Third factor (19%): Pollution
The third most commented negative factor was pollution. This was mentioned by 19% of the respondents, who broke it down into three aspects. By order of importance: Noise pollution, dirty streets, and air pollution:
"Traffic and contamination" / "Noise" / "Noisy neighbours" / "Sound pollution" / "Too much dirt on the street or at garbage collection points!"
Those that comment on this factor most are the German (25%) and French (23%) respondents and those that comment least were Polish (9%) and Russian (6%).
Fourth factor (16%): Economy
Economic problems only appeared mentioned by 16% of respondents, commented mostly by Polish (23%) and Russians (22%)and least by Germans (13%) and Argentinians (11%)
"Work conditions", "No jobs", "Poverty", "Salaries, injustice for workers, and being treated like rubbish", "The wages"
According to the latest study from the Centre of Sociological Investigations in Spain, people who live in Spain worry mostly about unemployment (78.8%), corruption (43.7%) and the economy (25%). We would have expected a higher percentage of respondents concerned by economic factors, but perhaps a logical reasoning behind this is that in order to get a NIE now in Spain (an ID number for foreigners), you need to either be economically stable (with more than €5000 in your bank account) or have a job here.
Minor Factors 5, 6, and 7 (between 5% and 8%)
Minor negative aspects include:
- Factor 5: Crime (8%)
"Pickpockets and bike thieves" / "Danger in some areas" / "People are often robbed"
- Factor 6: Catalonia Vs Spain (8%)
"Catalanism" / "If I speak Spanish, I would like that to be respected." / "Nationalism"
Factor 7: Bureaucracy (5%)
"Difficulties dealing with paperwork" / "Administration"
Scarce factors 8 and 9 (less than 5%)
Scarce negative opinions include:
Factor 8: Food (3%)
"Food products at supermarkets"
Factor 9: Police (1%)
"Police look at the time, then do nothing."
Video interview asking expats what they dislike about Barcelona
In the video below we present an audiovisual survey and some comments from expats living in Barcelona who have not participated in the survey.
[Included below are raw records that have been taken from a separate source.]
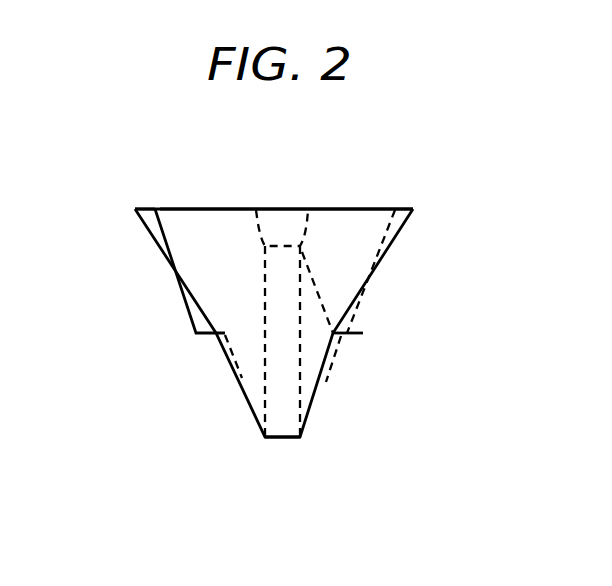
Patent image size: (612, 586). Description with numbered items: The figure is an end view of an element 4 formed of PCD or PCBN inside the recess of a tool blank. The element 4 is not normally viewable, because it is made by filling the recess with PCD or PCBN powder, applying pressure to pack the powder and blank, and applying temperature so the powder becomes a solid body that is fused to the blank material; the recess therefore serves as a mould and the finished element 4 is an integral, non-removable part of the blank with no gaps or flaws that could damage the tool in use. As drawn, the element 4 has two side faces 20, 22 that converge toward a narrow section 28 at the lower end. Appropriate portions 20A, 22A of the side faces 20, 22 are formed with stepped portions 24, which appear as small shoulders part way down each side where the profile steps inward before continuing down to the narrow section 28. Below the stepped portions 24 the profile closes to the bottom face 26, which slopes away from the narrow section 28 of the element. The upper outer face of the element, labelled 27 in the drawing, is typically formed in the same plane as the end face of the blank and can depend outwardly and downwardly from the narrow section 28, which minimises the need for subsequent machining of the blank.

The element 4 is at (338, 272).
The side face 20 is at (181, 288).
The portion of side face 20A is at (143, 233).
The side face 22 is at (400, 240).
The portion of side face 22A is at (352, 337).
The stepped portion 24 is at (207, 336).
The bottom face 26 is at (278, 440).
The top rim 27 is at (202, 208).
The narrow section 28 is at (287, 226).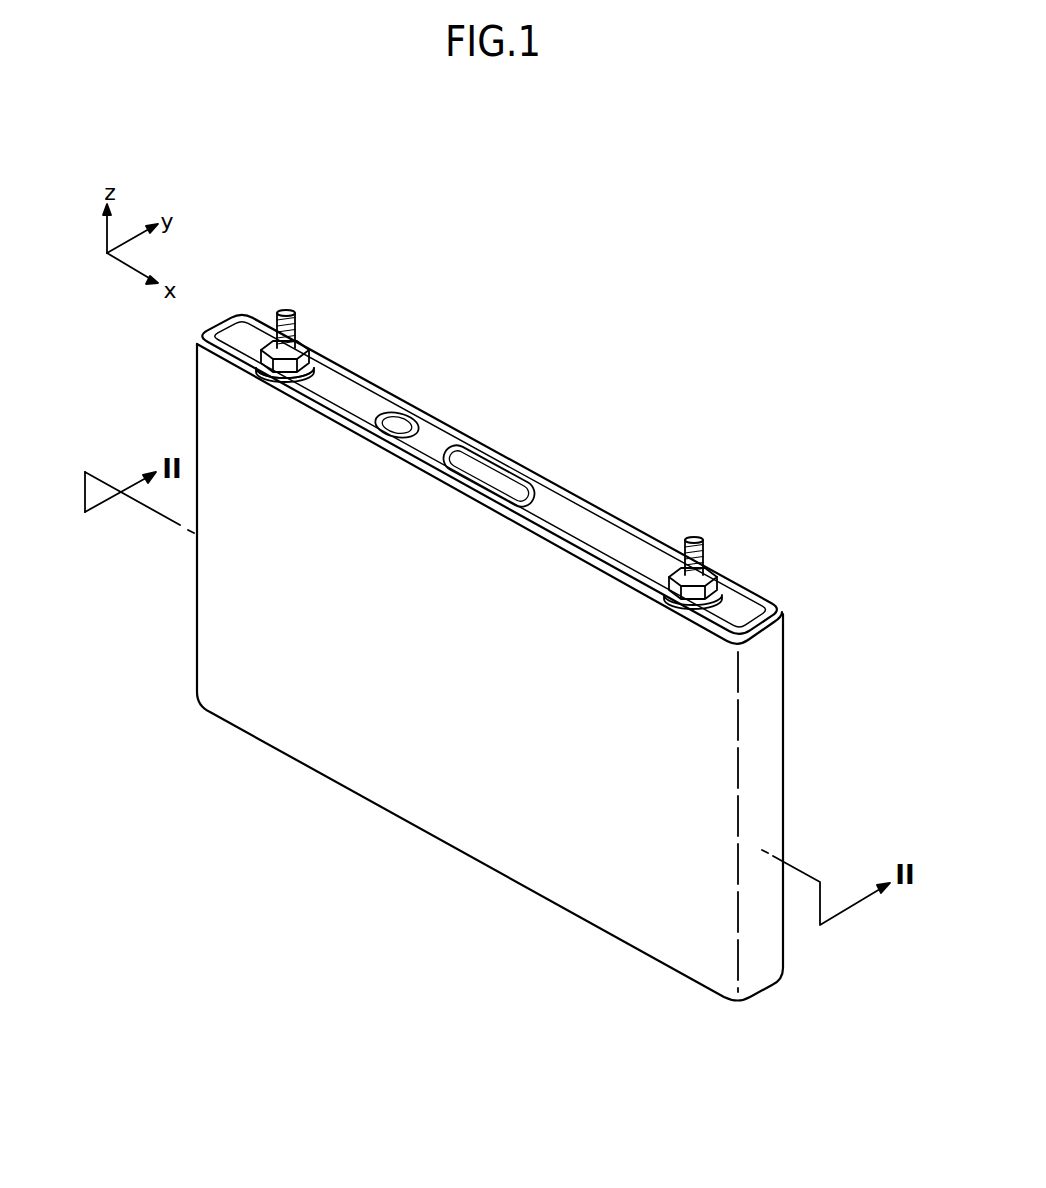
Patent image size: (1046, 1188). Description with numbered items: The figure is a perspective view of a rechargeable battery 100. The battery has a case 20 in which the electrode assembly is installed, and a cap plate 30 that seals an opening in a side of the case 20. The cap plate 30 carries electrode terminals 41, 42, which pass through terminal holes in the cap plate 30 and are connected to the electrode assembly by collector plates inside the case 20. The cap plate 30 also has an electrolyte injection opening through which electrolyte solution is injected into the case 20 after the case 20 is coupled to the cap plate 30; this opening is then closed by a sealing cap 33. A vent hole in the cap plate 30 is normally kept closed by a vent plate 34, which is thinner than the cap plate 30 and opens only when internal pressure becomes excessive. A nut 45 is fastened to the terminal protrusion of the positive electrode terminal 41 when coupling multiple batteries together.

The rechargeable battery 100 is at (651, 378).
The case 20 is at (470, 832).
The cap plate 30 is at (438, 443).
The sealing cap 33 is at (400, 422).
The vent plate 34 is at (488, 477).
The positive electrode terminal 41 is at (286, 312).
The electrode terminal 42 is at (693, 540).
The nut 45 is at (306, 350).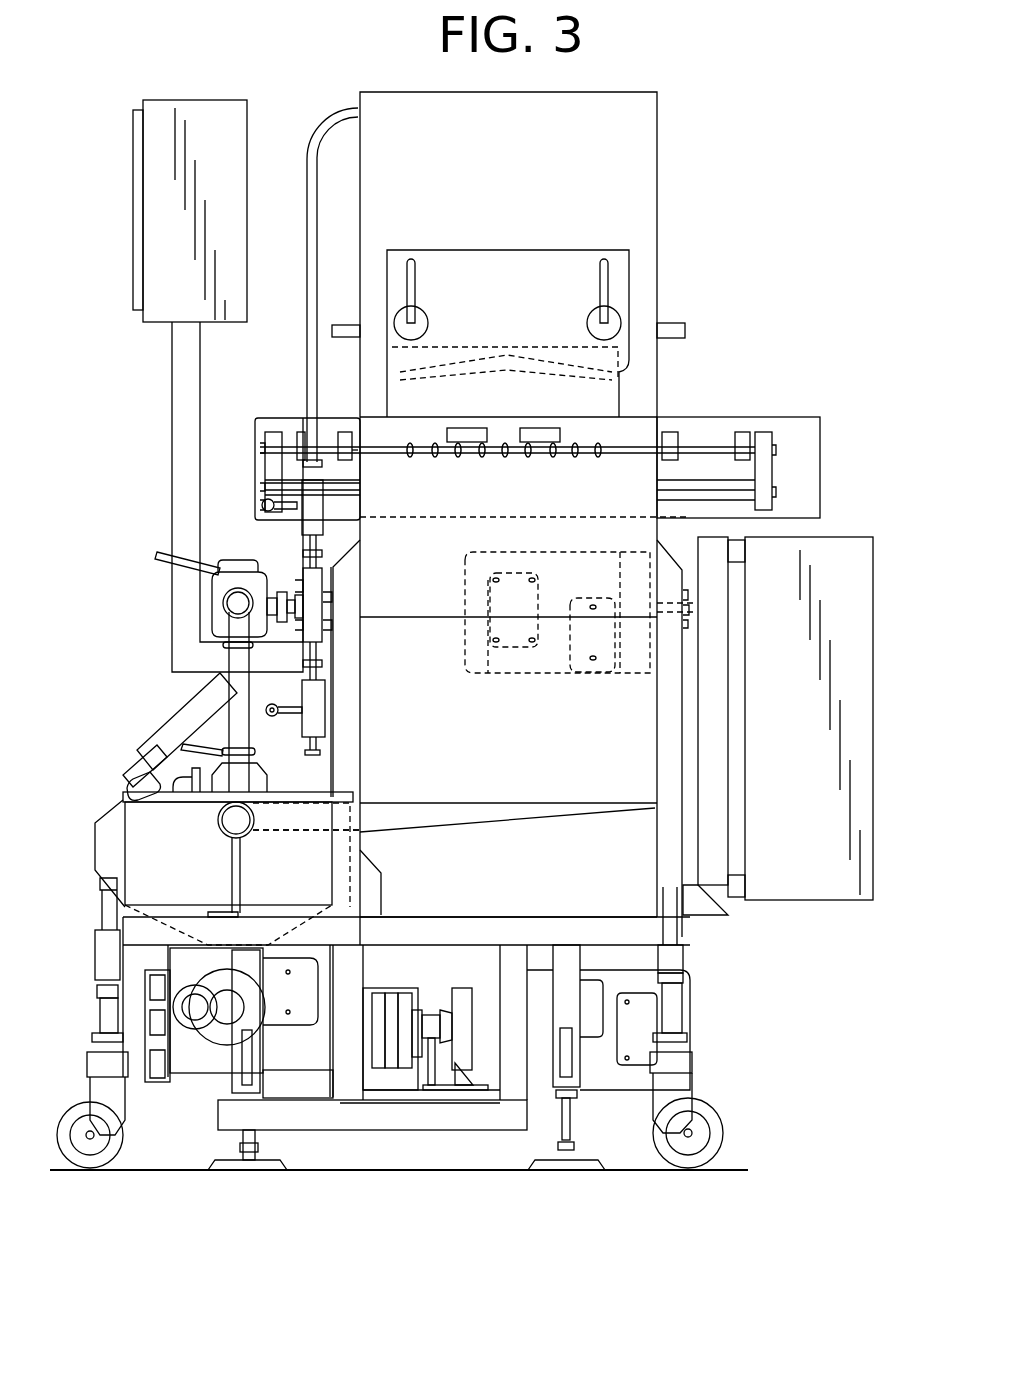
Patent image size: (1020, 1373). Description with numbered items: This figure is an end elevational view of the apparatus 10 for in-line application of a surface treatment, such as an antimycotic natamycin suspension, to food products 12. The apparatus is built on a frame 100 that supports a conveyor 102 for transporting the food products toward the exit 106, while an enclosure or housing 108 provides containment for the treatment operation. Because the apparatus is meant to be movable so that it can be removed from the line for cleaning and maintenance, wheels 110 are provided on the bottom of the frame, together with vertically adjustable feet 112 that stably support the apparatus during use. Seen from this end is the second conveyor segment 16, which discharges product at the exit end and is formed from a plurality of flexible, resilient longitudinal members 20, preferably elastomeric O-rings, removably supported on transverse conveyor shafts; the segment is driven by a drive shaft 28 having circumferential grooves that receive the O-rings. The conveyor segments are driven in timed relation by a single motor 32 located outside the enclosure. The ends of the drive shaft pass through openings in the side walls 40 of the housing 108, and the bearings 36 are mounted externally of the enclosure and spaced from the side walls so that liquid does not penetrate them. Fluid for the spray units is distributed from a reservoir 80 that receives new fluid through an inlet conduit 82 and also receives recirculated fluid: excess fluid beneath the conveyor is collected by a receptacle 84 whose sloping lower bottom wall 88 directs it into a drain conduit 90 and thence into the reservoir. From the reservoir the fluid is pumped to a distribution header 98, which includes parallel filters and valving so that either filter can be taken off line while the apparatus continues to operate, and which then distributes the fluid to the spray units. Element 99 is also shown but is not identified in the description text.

The apparatus 10 is at (718, 1035).
The food products 12 is at (548, 423).
The second conveyor segment 16 is at (487, 457).
The longitudinal members 20 is at (574, 457).
The drive shaft 28 is at (617, 454).
The motor 32 is at (542, 657).
The bearings 36 is at (343, 425).
The side walls 40 is at (340, 500).
The reservoir 80 is at (187, 842).
The inlet conduit 82 is at (226, 838).
The receptacle 84 is at (478, 784).
The lower bottom wall 88 is at (416, 742).
The drain conduit 90 is at (432, 815).
The distribution header 98 is at (313, 588).
The spray gun 99 is at (180, 723).
The frame 100 is at (553, 942).
The conveyor 102 is at (398, 458).
The exit 106 is at (503, 498).
The housing 108 is at (571, 177).
The wheels 110 is at (128, 1150).
The vertically adjustable feet 112 is at (530, 1142).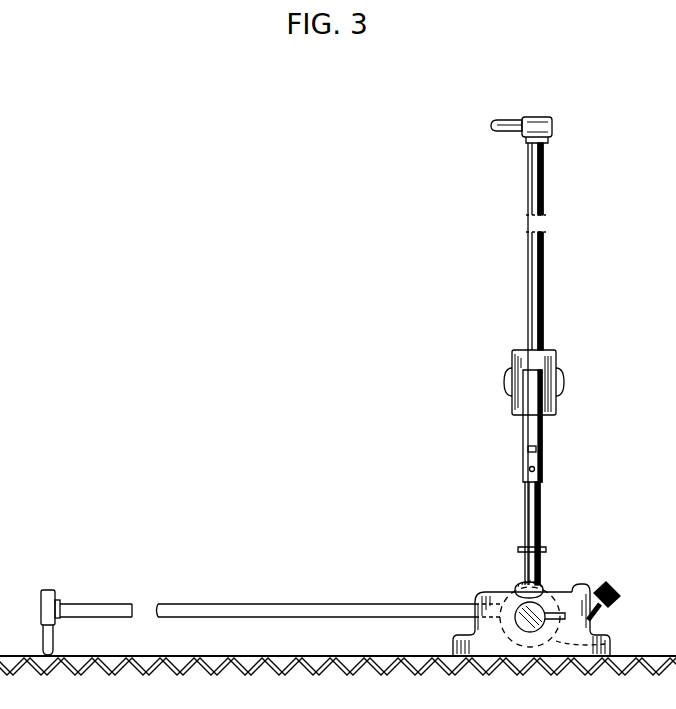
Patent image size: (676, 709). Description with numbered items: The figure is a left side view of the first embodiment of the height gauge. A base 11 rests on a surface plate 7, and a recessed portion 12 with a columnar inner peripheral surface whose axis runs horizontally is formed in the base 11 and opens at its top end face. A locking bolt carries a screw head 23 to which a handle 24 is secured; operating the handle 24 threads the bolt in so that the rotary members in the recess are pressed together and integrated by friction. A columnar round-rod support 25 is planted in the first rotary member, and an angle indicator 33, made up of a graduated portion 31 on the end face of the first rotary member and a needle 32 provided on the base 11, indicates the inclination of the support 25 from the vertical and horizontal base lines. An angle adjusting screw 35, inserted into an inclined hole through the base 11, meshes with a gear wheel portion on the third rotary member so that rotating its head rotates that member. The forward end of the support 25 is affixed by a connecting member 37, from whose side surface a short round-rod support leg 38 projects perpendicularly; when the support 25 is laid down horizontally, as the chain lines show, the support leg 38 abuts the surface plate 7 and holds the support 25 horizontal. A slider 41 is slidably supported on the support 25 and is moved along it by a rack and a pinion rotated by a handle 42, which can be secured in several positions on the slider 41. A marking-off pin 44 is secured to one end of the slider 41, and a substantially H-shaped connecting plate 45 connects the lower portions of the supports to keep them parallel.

The surface plate 7 is at (305, 656).
The base 11 is at (453, 645).
The recessed portion 12 is at (606, 647).
The screw head 23 is at (543, 600).
The handle 24 is at (560, 600).
The first support 25 is at (246, 600).
The graduated portion 31 is at (522, 585).
The needle 32 is at (512, 579).
The angle indicator 33 is at (493, 560).
The angle adjusting screw 35 is at (598, 610).
The connecting member 37 is at (545, 118).
The support leg 38 is at (508, 120).
The slider 41 is at (521, 352).
The handle 42 is at (504, 383).
The marking-off pin 44 is at (529, 469).
The connecting plate 45 is at (547, 548).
It was recorded on 15 February 2016 in Raval, Gothic, and Sant Antoni areas.
We highlight a response coming from Ciutat Vella, where the streets are narrower and probably dirtier than other neighborhoods.
"The people are a bit dirty... Barcelona is the city that smells of marijuana or pee."
Take a look at see what other people had to see about the city too.
What do different nationalities dislike about Barcelona?
About the survey and study sample
The survey was carried out between the 1 June and 31 December 2015. 88% of respondents used an online form and the remaining 12% printed paper.
Some of the participants have been living in Barcelona for more than 3 months, but the majority of respondents have been here for more than 2 years. The percentages are 3 months - year (30%), between 1-2 years (15%), and more than 2 years (55%)
The general characteristics of the sample are
- Age: 18 - 24 years (18.04%), 25 - 34 years (47.82%), 35+ years (34.14%)
- Sex: Female (64.29%), Male (35.71%)
- Level of studies: Secondary education (6.30%), College (advanced/pre-university) (19.37%), University (53.03%), Post-graduate (21.31%)
Motives for coming and intention to stay:
- Motives for moving to Barcelona: Personal relation (24%); university placement/apprenticeship (17%), found work (17%), studying (11%), looking for work (10%), other motives (21%).
- Intention to stay in Barcelona. Very few want to leave: I want to stay (61.19%), I don't want to stay (6.77%), I don't know (21.89%), I'd like to stay but I can't (10.16%).